Mumbai, June 12: Many times we see while we visit nearby tea stalls and restaurants small children serving to customers and people often calling ‘Chhotu Zara Chai Laa’ ‘Munna Zara Paani Laa’ but have we ever thought that is his (Chhotu) age to work? Today, World Day Against Child Labour is the opportunity to prove yourself that we not only speak on child labors but we do not support it at all.
The International Labour Organization (ILO) launched the World Day Against Child Labour in 2002 to focus attention on the global extent of child labour and the action and efforts needed to eliminate it. Each year on 12 June, the World Day brings together governments, employers and workers organizations, civil society, as well as millions of people from around the world to highlight the plight of child labourers and what can be done to help them.

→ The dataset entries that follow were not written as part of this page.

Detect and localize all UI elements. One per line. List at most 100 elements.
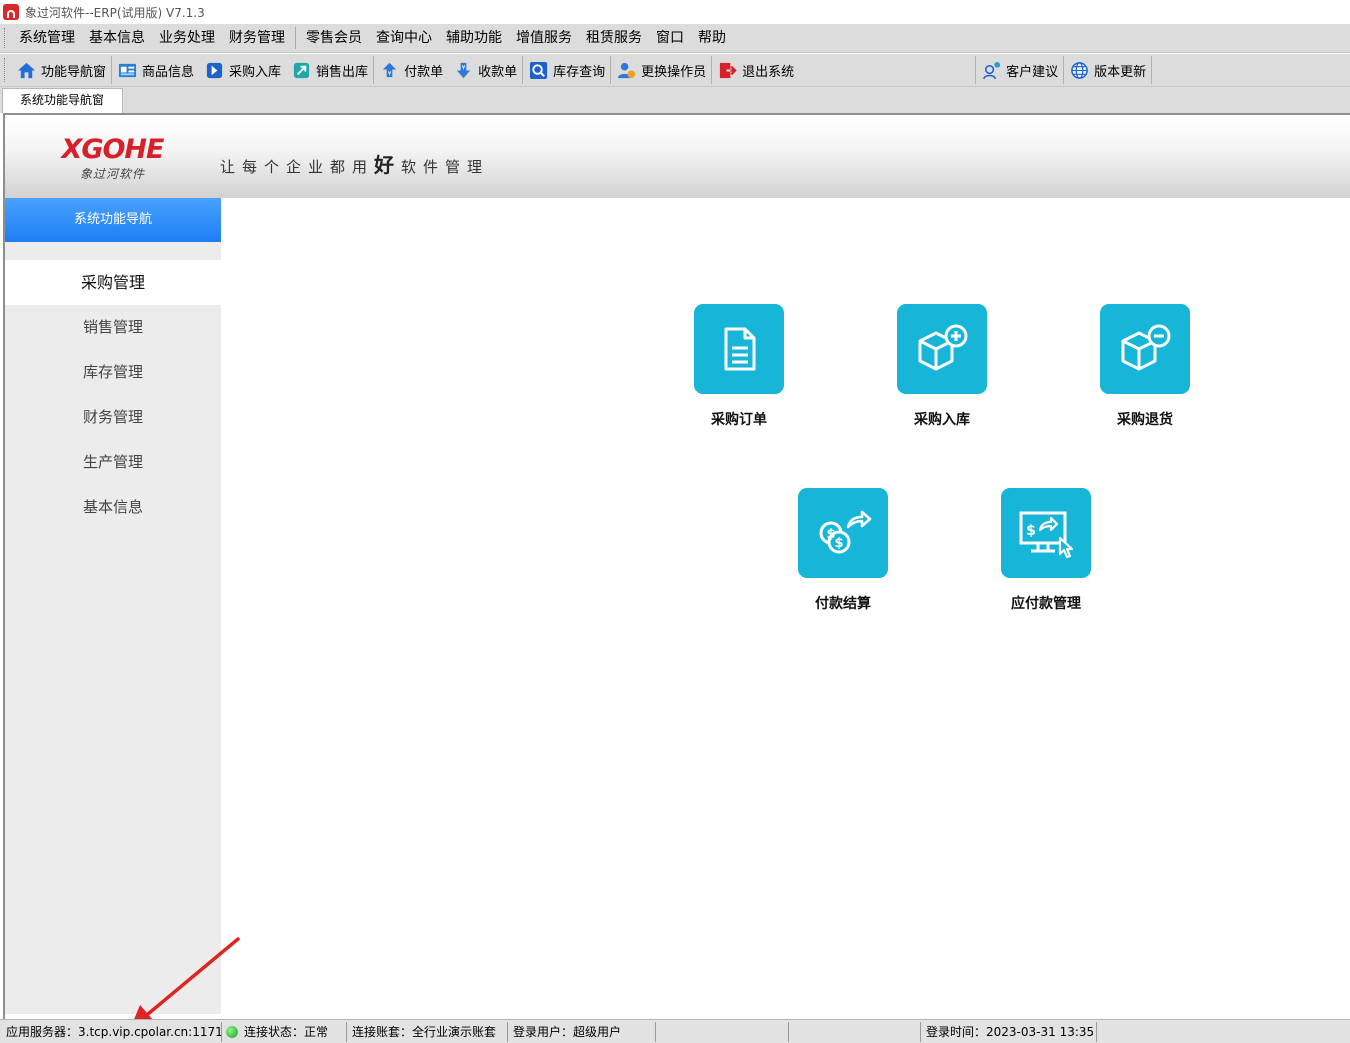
receipt-down-arrow-icon: ¥ [456, 62, 471, 78]
sidebar-header: 系统功能导航 [5, 198, 221, 242]
status-server: 应用服务器：3.tcp.vip.cpolar.cn:11715 [2, 1022, 222, 1042]
stock-query-button[interactable]: 库存查询 [523, 55, 610, 86]
tile-payable-mgmt[interactable]: $ 应付款管理 [971, 488, 1121, 613]
purchase-in-button[interactable]: 采购入库 [199, 55, 286, 86]
menu-help[interactable]: 帮助 [691, 24, 733, 52]
menu-query-center[interactable]: 查询中心 [369, 24, 439, 52]
menu-separator [295, 27, 296, 49]
sidebar: 系统功能导航 采购管理 销售管理 库存管理 财务管理 生产管理 基本信息 [5, 198, 221, 1014]
tile-payment-settle-box[interactable]: $ $ [798, 488, 888, 578]
app-logo-icon [3, 4, 19, 20]
title-bar: 象过河软件--ERP(试用版) V7.1.3 [0, 0, 1350, 24]
status-user-label: 登录用户： [513, 1025, 574, 1039]
globe-icon [1071, 61, 1089, 79]
brand-logo-subtext: 象过河软件 [79, 167, 145, 181]
product-card-icon [118, 63, 137, 77]
toolbar-separator [1151, 56, 1153, 84]
sales-out-icon [293, 62, 310, 78]
menu-basic-info[interactable]: 基本信息 [82, 24, 152, 52]
status-login-value: 2023-03-31 13:35 [986, 1025, 1095, 1039]
box-minus-icon [1121, 324, 1171, 371]
exit-door-icon [720, 62, 737, 78]
tile-purchase-order-box[interactable] [694, 304, 784, 394]
sidebar-item-finance[interactable]: 财务管理 [5, 395, 221, 440]
feedback-button[interactable]: 客户建议 [976, 55, 1063, 86]
status-login-time: 登录时间：2023-03-31 13:35 [921, 1022, 1097, 1042]
purchase-in-icon [206, 62, 223, 78]
payment-up-arrow-icon: ¥ [382, 62, 397, 77]
update-label: 版本更新 [1094, 64, 1147, 80]
payment-button[interactable]: ¥ 付款单 [374, 55, 448, 86]
svg-text:¥: ¥ [388, 71, 392, 77]
sidebar-item-inventory[interactable]: 库存管理 [5, 350, 221, 395]
menu-finance[interactable]: 财务管理 [222, 24, 292, 52]
tile-purchase-order[interactable]: 采购订单 [664, 304, 814, 429]
tile-purchase-return-label: 采购退货 [1117, 412, 1173, 428]
product-info-label: 商品信息 [142, 64, 195, 80]
toolbar: 功能导航窗 商品信息 采购入库 销售出库 ¥ 付款单 ¥ 收款单 库存查询 更换… [0, 54, 1350, 87]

The Sustainable Development Goals (SDGs), adopted by world leaders in 2015, include a renewed global commitment to ending child labour. Specifically, target 8.7 of the Sustainable Development Goals calls on the global community to: "Take immediate and effective measures to eradicate forced labour, end modern slavery and human trafficking and secure the prohibition and elimination of the worst forms of child labour, including recruitment and use of child soldiers, and by 2025 end child labour in all its forms."
This year, the World Day Against Child Labour and the World Day for Safety and Health at Work shine a spotlight on the global need to improve the safety and health of young workers and end child labour.
This joint campaign aims to accelerate action to achieve Sustainable Development Goal target 8.8 of safe and secure working environments for all workers by 2030 and SDG target 8.7 of ending all forms of child labour by 2025. Achieving these goals for the benefit of the next generation of the global workforce requires a concerted and integrated approach to eliminating child labour and promoting a culture of prevention on occupational safety health.
The returns on the investment in ending child labour are incalculable. Children who are free from the burden of child labour are able to fully realize their rights to education, leisure, and healthy development, in turn providing the essential foundation for broader social and economic development, poverty eradication, and human rights.
We must move much faster if we are to honour our commitment on ending child labour, and we need to do it together.